Sporadic index corruption... Fielddata is disabled on text fields by default

jasona · February 27, 2017, 6:42pm

After the aws hardware failure, we've been encountering a new error that we've never seen before on our elastic.co cloud cluster.

Reference: https://discuss.elastic.co/t/problem-cluster-is-under-maintenance-recovery-for-the-last-hour/76090

I can blow away our mapping and template and rebuild my indexes from scratch, but then I appear to be encountering sporadic index corruption, even with the dual-data-center capability now turned on.

The issue manifests itself as follows. This is on cluster, cluster ID "a02c49" as the forum topic reference above.

The query:

curl -XPOST 'https://user:pw@host.us-west-1.aws.found.io:port/silver_jobs-*/_search' -d '{"query":{"bool":{"should":[{"term":{"consolidated_status":"complete"}},{"term":{"consolidated_status":"passed"}},{"term":{"consolidated_status":"failed"}},{"term":{"consolidated_status":"errored"}}],"filter":[{"range":{"at0_creation_time":{"gte":1487592000000,"lte":1488218400000,"format":"epoch_millis"}}}],"minimum_number_should_match":1}},"aggs":{"byDate":{"date_histogram":{"field":"at0_creation_time","interval":"6h"},"aggs":{"byStatus":{"terms":{"field":"consolidated_status"}}}}},"size":0,"sort":{"at0_creation_time":{"order":"desc"}}}}'

The output:

{
"took": 1208,
"timed_out": false,
"_shards": {
"total": 23,
"successful": 13,
"failed": 10,
"failures": [
{
"shard": 0,
"index": "silver_jobs-2017-02-26",
"node": "jkQeLJ8VQ2WDFfSBdZpkew",
"reason": {
"type": "illegal_argument_exception",
"reason": "Fielddata is disabled on text fields by default. Set fielddata=true on [consolidated_status] in order to load fieldda
ta in memory by uninverting the inverted index. Note that this can however use significant memory."
}
}
]
},
"hits": {
"total": 8049211,
"max_score": 0,
"hits":
},
"aggregations": { ...

The reason this looks like sporadic corruption to me is that the field that is being complained about, consolidated_status, is a keyword field as defined in the mapping:

           "consolidated_status": {                                                                                                   
               "type": "keyword",                                                                                                     
               "copy_to": "ft"                                                                                                        
           },

The ft field is analyzed, but not consolidated_status itself.

I had thought that the sporadic index corruption was left behind in the 2.4.1 series, but we appear to be seeing in with the 5.1.1 Elasticsearch as well.

jasona · February 27, 2017, 6:44pm

@joegallo could you take a look for me

jasona · February 27, 2017, 9:50pm

if someone has email for off-forum, I can provide the fully detailed (password, exact url, etc) query that reproduces the error at will.

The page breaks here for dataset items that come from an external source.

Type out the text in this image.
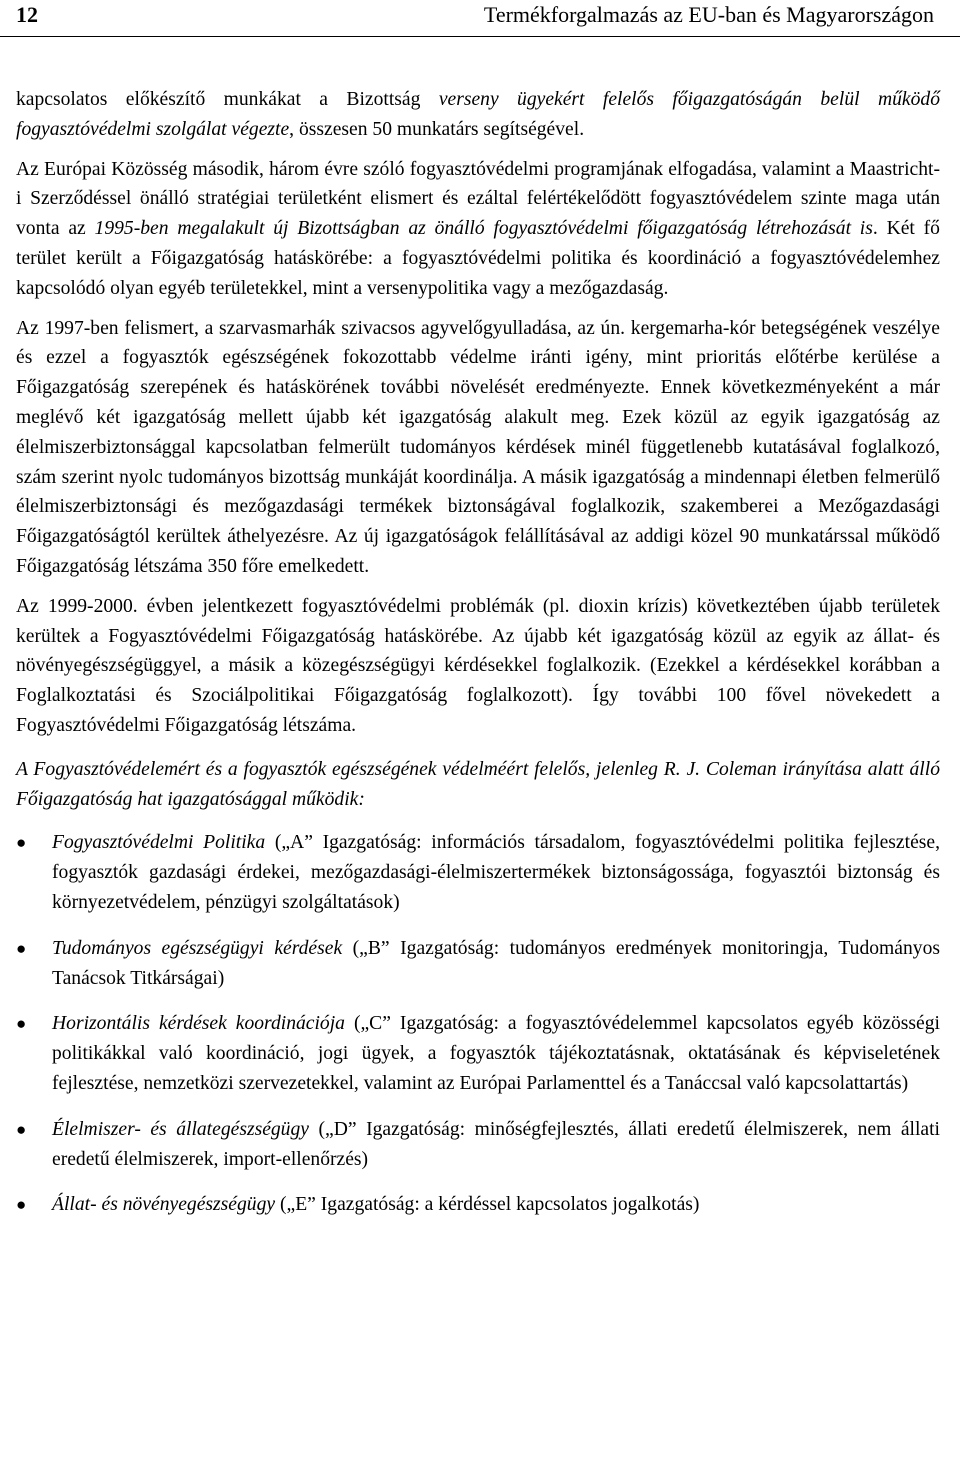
12	Termékforgalmazás az EU-ban és Magyarországon

kapcsolatos előkészítő munkákat a Bizottság verseny ügyekért felelős főigazgatóságán belül működő fogyasztóvédelmi szolgálat végezte, összesen 50 munkatárs segítségével.

Az Európai Közösség második, három évre szóló fogyasztóvédelmi programjának elfogadása, valamint a Maastricht-i Szerződéssel önálló stratégiai területként elismert és ezáltal felértékelődött fogyasztóvédelem szinte maga után vonta az 1995-ben megalakult új Bizottságban az önálló fogyasztóvédelmi főigazgatóság létrehozását is. Két fő terület került a Főigazgatóság hatáskörébe: a fogyasztóvédelmi politika és koordináció a fogyasztóvédelemhez kapcsolódó olyan egyéb területekkel, mint a versenypolitika vagy a mezőgazdaság.

Az 1997-ben felismert, a szarvasmarhák szivacsos agyvelőgyulladása, az ún. kergemarha-kór betegségének veszélye és ezzel a fogyasztók egészségének fokozottabb védelme iránti igény, mint prioritás előtérbe kerülése a Főigazgatóság szerepének és hatáskörének további növelését eredményezte. Ennek következményeként a már meglévő két igazgatóság mellett újabb két igazgatóság alakult meg. Ezek közül az egyik igazgatóság az élelmiszerbiztonsággal kapcsolatban felmerült tudományos kérdések minél függetlenebb kutatásával foglalkozó, szám szerint nyolc tudományos bizottság munkáját koordinálja. A másik igazgatóság a mindennapi életben felmerülő élelmiszerbiztonsági és mezőgazdasági termékek biztonságával foglalkozik, szakemberei a Mezőgazdasági Főigazgatóságtól kerültek áthelyezésre. Az új igazgatóságok felállításával az addigi közel 90 munkatárssal működő Főigazgatóság létszáma 350 főre emelkedett.

Az 1999-2000. évben jelentkezett fogyasztóvédelmi problémák (pl. dioxin krízis) következtében újabb területek kerültek a Fogyasztóvédelmi Főigazgatóság hatáskörébe. Az újabb két igazgatóság közül az egyik az állat- és növényegészségüggyel, a másik a közegészségügyi kérdésekkel foglalkozik. (Ezekkel a kérdésekkel korábban a Foglalkoztatási és Szociálpolitikai Főigazgatóság foglalkozott). Így további 100 fővel növekedett a Fogyasztóvédelmi Főigazgatóság létszáma.

A Fogyasztóvédelemért és a fogyasztók egészségének védelméért felelős, jelenleg R. J. Coleman irányítása alatt álló Főigazgatóság hat igazgatósággal működik:

● Fogyasztóvédelmi Politika („A” Igazgatóság: információs társadalom, fogyasztóvédelmi politika fejlesztése, fogyasztók gazdasági érdekei, mezőgazdasági-élelmiszertermékek biztonságossága, fogyasztói biztonság és környezetvédelem, pénzügyi szolgáltatások)
● Tudományos egészségügyi kérdések („B” Igazgatóság: tudományos eredmények monitoringja, Tudományos Tanácsok Titkárságai)
● Horizontális kérdések koordinációja („C” Igazgatóság: a fogyasztóvédelemmel kapcsolatos egyéb közösségi politikákkal való koordináció, jogi ügyek, a fogyasztók tájékoztatásnak, oktatásának és képviseletének fejlesztése, nemzetközi szervezetekkel, valamint az Európai Parlamenttel és a Tanáccsal való kapcsolattartás)
● Élelmiszer- és állategészségügy („D” Igazgatóság: minőségfejlesztés, állati eredetű élelmiszerek, nem állati eredetű élelmiszerek, import-ellenőrzés)
● Állat- és növényegészségügy („E” Igazgatóság: a kérdéssel kapcsolatos jogalkotás)
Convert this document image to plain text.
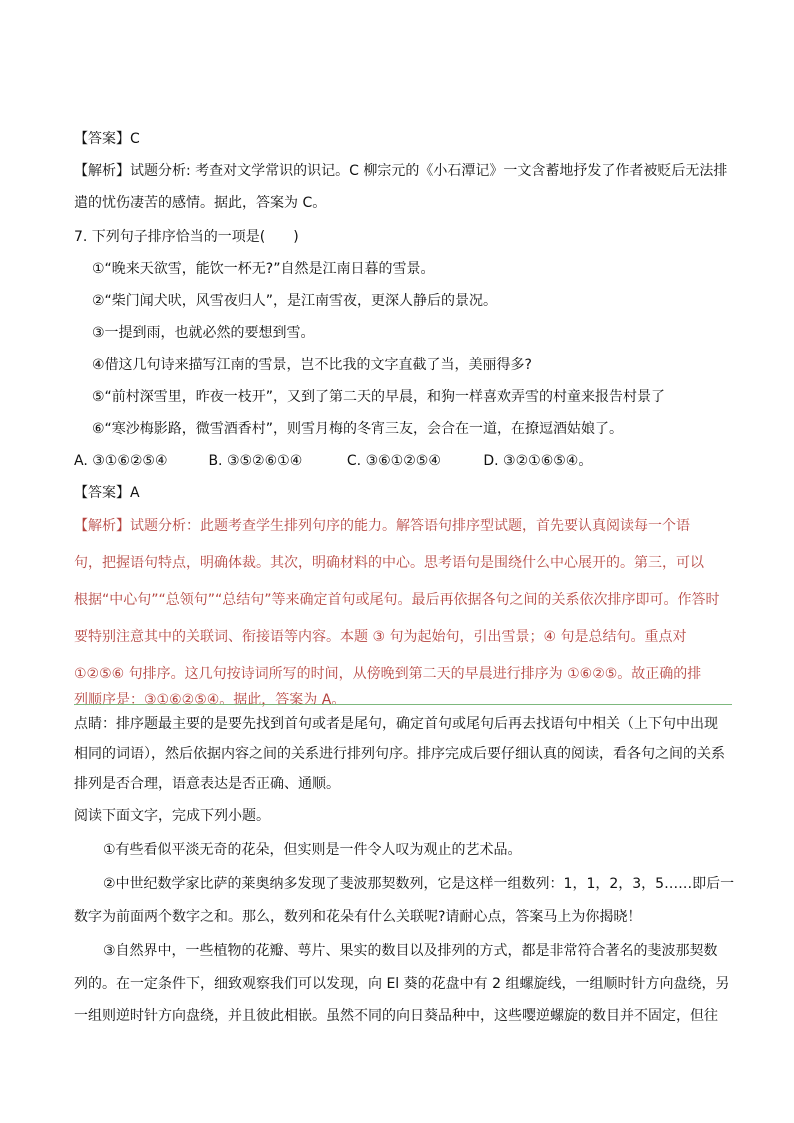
【答案】C
【解析】试题分析: 考查对文学常识的识记。C 柳宗元的《小石潭记》一文含蓄地抒发了作者被贬后无法排
遣的忧伤凄苦的感情。据此，答案为 C。
7. 下列句子排序恰当的一项是(　　)
①“晚来天欲雪，能饮一杯无?”自然是江南日暮的雪景。
②“柴门闻犬吠，风雪夜归人”，是江南雪夜，更深人静后的景况。
③一提到雨，也就必然的要想到雪。
④借这几句诗来描写江南的雪景，岂不比我的文字直截了当，美丽得多?
⑤“前村深雪里，昨夜一枝开”，又到了第二天的早晨，和狗一样喜欢弄雪的村童来报告村景了
⑥“寒沙梅影路，微雪酒香村”，则雪月梅的冬宵三友，会合在一道，在撩逗酒姑娘了。
A. ③①⑥②⑤④	B. ③⑤②⑥①④	C. ③⑥①②⑤④	D. ③②①⑥⑤④。
【答案】A
【解析】试题分析：此题考查学生排列句序的能力。解答语句排序型试题，首先要认真阅读每一个语
句，把握语句特点，明确体裁。其次，明确材料的中心。思考语句是围绕什么中心展开的。第三，可以
根据“中心句”“总领句”“总结句”等来确定首句或尾句。最后再依据各句之间的关系依次排序即可。作答时
要特别注意其中的关联词、衔接语等内容。本题 ③ 句为起始句，引出雪景；④ 句是总结句。重点对
①②⑤⑥ 句排序。这几句按诗词所写的时间，从傍晚到第二天的早晨进行排序为 ①⑥②⑤。故正确的排
列顺序是：③①⑥②⑤④。据此，答案为 A。
点睛：排序题最主要的是要先找到首句或者是尾句，确定首句或尾句后再去找语句中相关（上下句中出现
相同的词语），然后依据内容之间的关系进行排列句序。排序完成后要仔细认真的阅读，看各句之间的关系
排列是否合理，语意表达是否正确、通顺。
阅读下面文字，完成下列小题。
①有些看似平淡无奇的花朵，但实则是一件令人叹为观止的艺术品。
②中世纪数学家比萨的莱奥纳多发现了斐波那契数列，它是这样一组数列：1，1，2，3，5……即后一
数字为前面两个数字之和。那么，数列和花朵有什么关联呢?请耐心点，答案马上为你揭晓！
③自然界中，一些植物的花瓣、萼片、果实的数目以及排列的方式，都是非常符合著名的斐波那契数
列的。在一定条件下，细致观察我们可以发现，向 El 葵的花盘中有 2 组螺旋线，一组顺时针方向盘绕，另
一组则逆时针方向盘绕，并且彼此相嵌。虽然不同的向日葵品种中，这些嘤逆螺旋的数目并不固定，但往
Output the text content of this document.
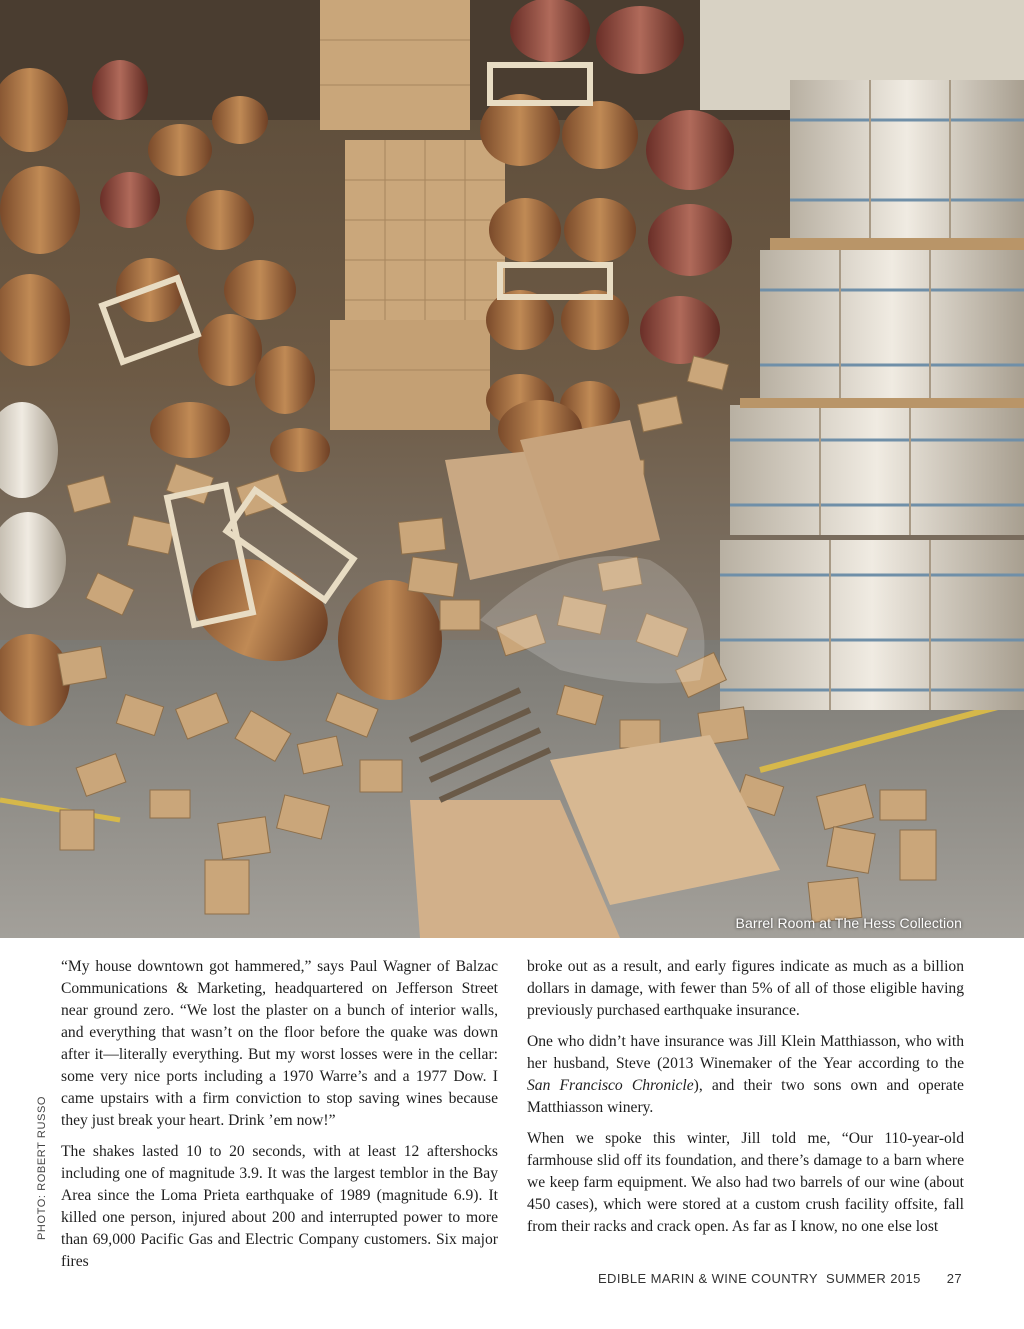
Barrel Room at The Hess Collection
PHOTO: ROBERT RUSSO

“My house downtown got hammered,” says Paul Wagner of Balzac Communications & Marketing, headquartered on Jefferson Street near ground zero. “We lost the plaster on a bunch of interior walls, and everything that wasn’t on the floor before the quake was down after it—literally everything. But my worst losses were in the cellar: some very nice ports including a 1970 Warre’s and a 1977 Dow. I came upstairs with a firm conviction to stop saving wines because they just break your heart. Drink ’em now!”

The shakes lasted 10 to 20 seconds, with at least 12 aftershocks including one of magnitude 3.9. It was the largest temblor in the Bay Area since the Loma Prieta earthquake of 1989 (magnitude 6.9). It killed one person, injured about 200 and interrupted power to more than 69,000 Pacific Gas and Electric Company customers. Six major fires

broke out as a result, and early figures indicate as much as a billion dollars in damage, with fewer than 5% of all of those eligible having previously purchased earthquake insurance.

One who didn’t have insurance was Jill Klein Matthiasson, who with her husband, Steve (2013 Winemaker of the Year according to the San Francisco Chronicle), and their two sons own and operate Matthiasson winery.

When we spoke this winter, Jill told me, “Our 110-year-old farmhouse slid off its foundation, and there’s damage to a barn where we keep farm equipment. We also had two barrels of our wine (about 450 cases), which were stored at a custom crush facility offsite, fall from their racks and crack open. As far as I know, no one else lost

EDIBLE MARIN & WINE COUNTRY SUMMER 2015 27
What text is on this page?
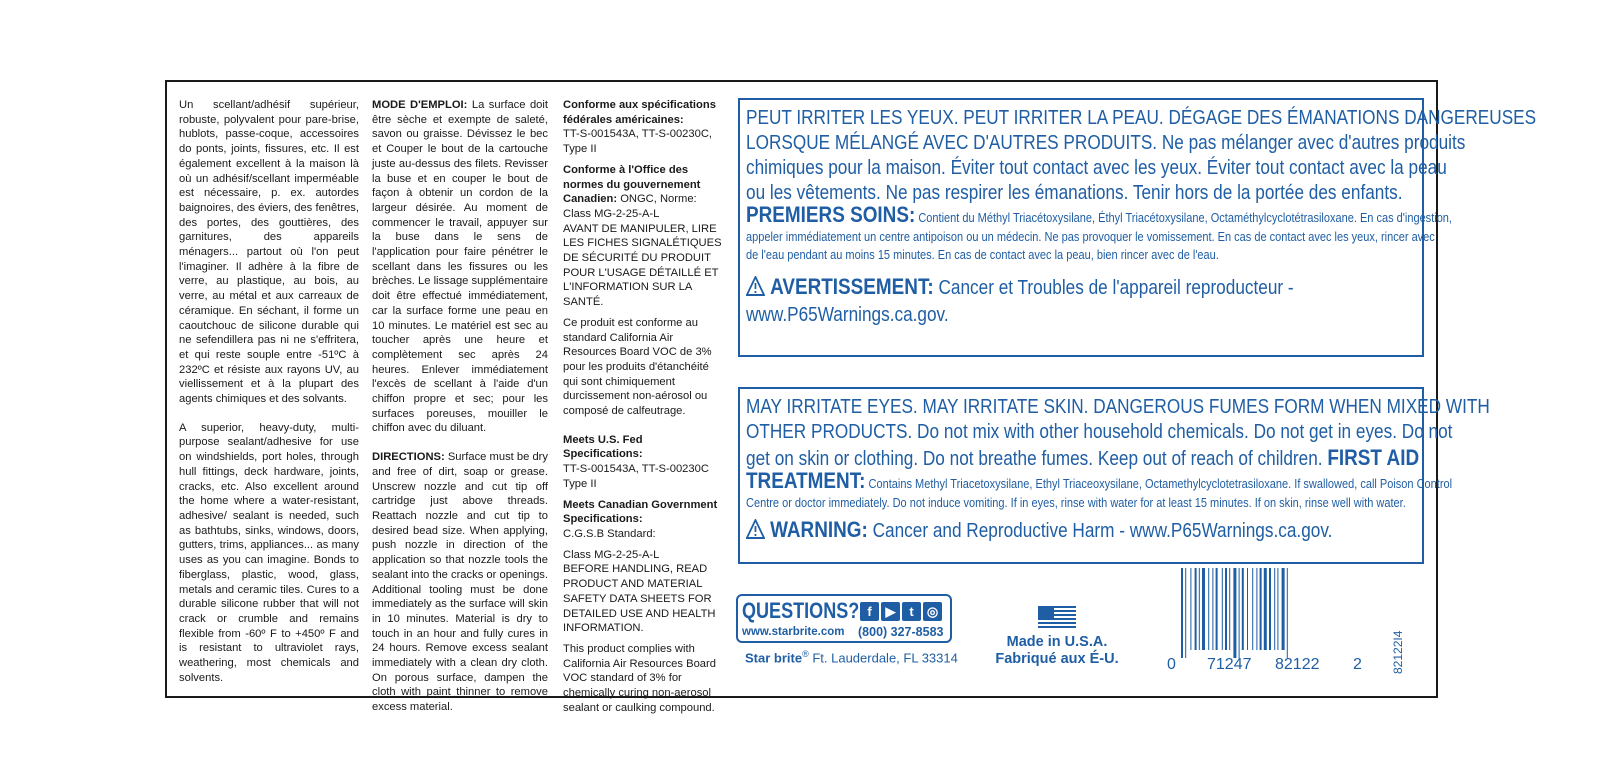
Un scellant/adhésif supérieur, robuste, polyvalent pour pare-brise, hublots, passe-coque, accessoires do ponts, joints, fissures, etc. Il est également excellent à la maison là où un adhésif/scellant imperméable est nécessaire, p. ex. autordes baignoires, des éviers, des fenêtres, des portes, des gouttières, des garnitures, des appareils ménagers... partout où l'on peut l'imaginer. Il adhère à la fibre de verre, au plastique, au bois, au verre, au métal et aux carreaux de céramique. En séchant, il forme un caoutchouc de silicone durable qui ne sefendillera pas ni ne s'effritera, et qui reste souple entre -51ºC à 232ºC et résiste aux rayons UV, au viellissement et à la plupart des agents chimiques et des solvants.

A superior, heavy-duty, multi-purpose sealant/adhesive for use on windshields, port holes, through hull fittings, deck hardware, joints, cracks, etc. Also excellent around the home where a water-resistant, adhesive/ sealant is needed, such as bathtubs, sinks, windows, doors, gutters, trims, appliances... as many uses as you can imagine. Bonds to fiberglass, plastic, wood, glass, metals and ceramic tiles. Cures to a durable silicone rubber that will not crack or crumble and remains flexible from -60º F to +450º F and is resistant to ultraviolet rays, weathering, most chemicals and solvents.

MODE D'EMPLOI: La surface doit être sèche et exempte de saleté, savon ou graisse. Dévissez le bec et Couper le bout de la cartouche juste au-dessus des filets. Revisser la buse et en couper le bout de façon à obtenir un cordon de la largeur désirée. Au moment de commencer le travail, appuyer sur la buse dans le sens de l'application pour faire pénétrer le scellant dans les fissures ou les brèches. Le lissage supplémentaire doit être effectué immédiatement, car la surface forme une peau en 10 minutes. Le matériel est sec au toucher après une heure et complètement sec après 24 heures. Enlever immédiatement l'excès de scellant à l'aide d'un chiffon propre et sec; pour les surfaces poreuses, mouiller le chiffon avec du diluant.

DIRECTIONS: Surface must be dry and free of dirt, soap or grease. Unscrew nozzle and cut tip off cartridge just above threads. Reattach nozzle and cut tip to desired bead size. When applying, push nozzle in direction of the application so that nozzle tools the sealant into the cracks or openings. Additional tooling must be done immediately as the surface will skin in 10 minutes. Material is dry to touch in an hour and fully cures in 24 hours. Remove excess sealant immediately with a clean dry cloth. On porous surface, dampen the cloth with paint thinner to remove excess material.

Conforme aux spécifications fédérales américaines:

TT-S-001543A, TT-S-00230C, Type II

Conforme à l'Office des normes du gouvernement Canadien: ONGC, Norme: Class MG-2-25-A-L

AVANT DE MANIPULER, LIRE LES FICHES SIGNALÉTIQUES DE SÉCURITÉ DU PRODUIT POUR L'USAGE DÉTAILLÉ ET L'INFORMATION SUR LA SANTÉ.

Ce produit est conforme au standard California Air Resources Board VOC de 3% pour les produits d'étanchéité qui sont chimiquement durcissement non-aérosol ou composé de calfeutrage.

Meets U.S. Fed Specifications:

TT-S-001543A, TT-S-00230C Type II

Meets Canadian Government Specifications:

C.G.S.B Standard:

Class MG-2-25-A-L

BEFORE HANDLING, READ PRODUCT AND MATERIAL SAFETY DATA SHEETS FOR DETAILED USE AND HEALTH INFORMATION.

This product complies with California Air Resources Board VOC standard of 3% for chemically curing non-aerosol sealant or caulking compound.

PEUT IRRITER LES YEUX. PEUT IRRITER LA PEAU. DÉGAGE DES ÉMANATIONS DANGEREUSES
LORSQUE MÉLANGÉ AVEC D'AUTRES PRODUITS. Ne pas mélanger avec d'autres produits
chimiques pour la maison. Éviter tout contact avec les yeux. Éviter tout contact avec la peau
ou les vêtements. Ne pas respirer les émanations. Tenir hors de la portée des enfants.
PREMIERS SOINS: Contient du Méthyl Triacétoxysilane, Éthyl Triacétoxysilane, Octaméthylcyclotétrasiloxane. En cas d'ingestion,
appeler immédiatement un centre antipoison ou un médecin. Ne pas provoquer le vomissement. En cas de contact avec les yeux, rincer avec
de l'eau pendant au moins 15 minutes. En cas de contact avec la peau, bien rincer avec de l'eau.
AVERTISSEMENT: Cancer et Troubles de l'appareil reproducteur -
www.P65Warnings.ca.gov.
MAY IRRITATE EYES. MAY IRRITATE SKIN. DANGEROUS FUMES FORM WHEN MIXED WITH
OTHER PRODUCTS. Do not mix with other household chemicals. Do not get in eyes. Do not
get on skin or clothing. Do not breathe fumes. Keep out of reach of children. FIRST AID
TREATMENT: Contains Methyl Triacetoxysilane, Ethyl Triaceoxysilane, Octamethylcyclotetrasiloxane. If swallowed, call Poison Control
Centre or doctor immediately. Do not induce vomiting. If in eyes, rinse with water for at least 15 minutes. If on skin, rinse well with water.
WARNING: Cancer and Reproductive Harm - www.P65Warnings.ca.gov.
QUESTIONS? f ▶ t ◎
www.starbrite.com (800) 327-8583
Star brite® Ft. Lauderdale, FL 33314
Made in U.S.A.
Fabriqué aux É-U.	0 71247 82122 2 82122I4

jasona · March 1, 2017, 3:00am

Ok, I tracked this down. My bad: one template shared a name with the next, so I was blowing away a template by accident.

jasona · March 1, 2017, 3:12am

The fact that elasticsearch will let you overwrite one template with another, without having to delete the first one, makes it rather error prone. Having to do two steps (delete, then write) in order to change an established template, would have caught this issue much, much sooner.

system · March 29, 2017, 3:13am

This topic was automatically closed 28 days after the last reply. New replies are no longer allowed.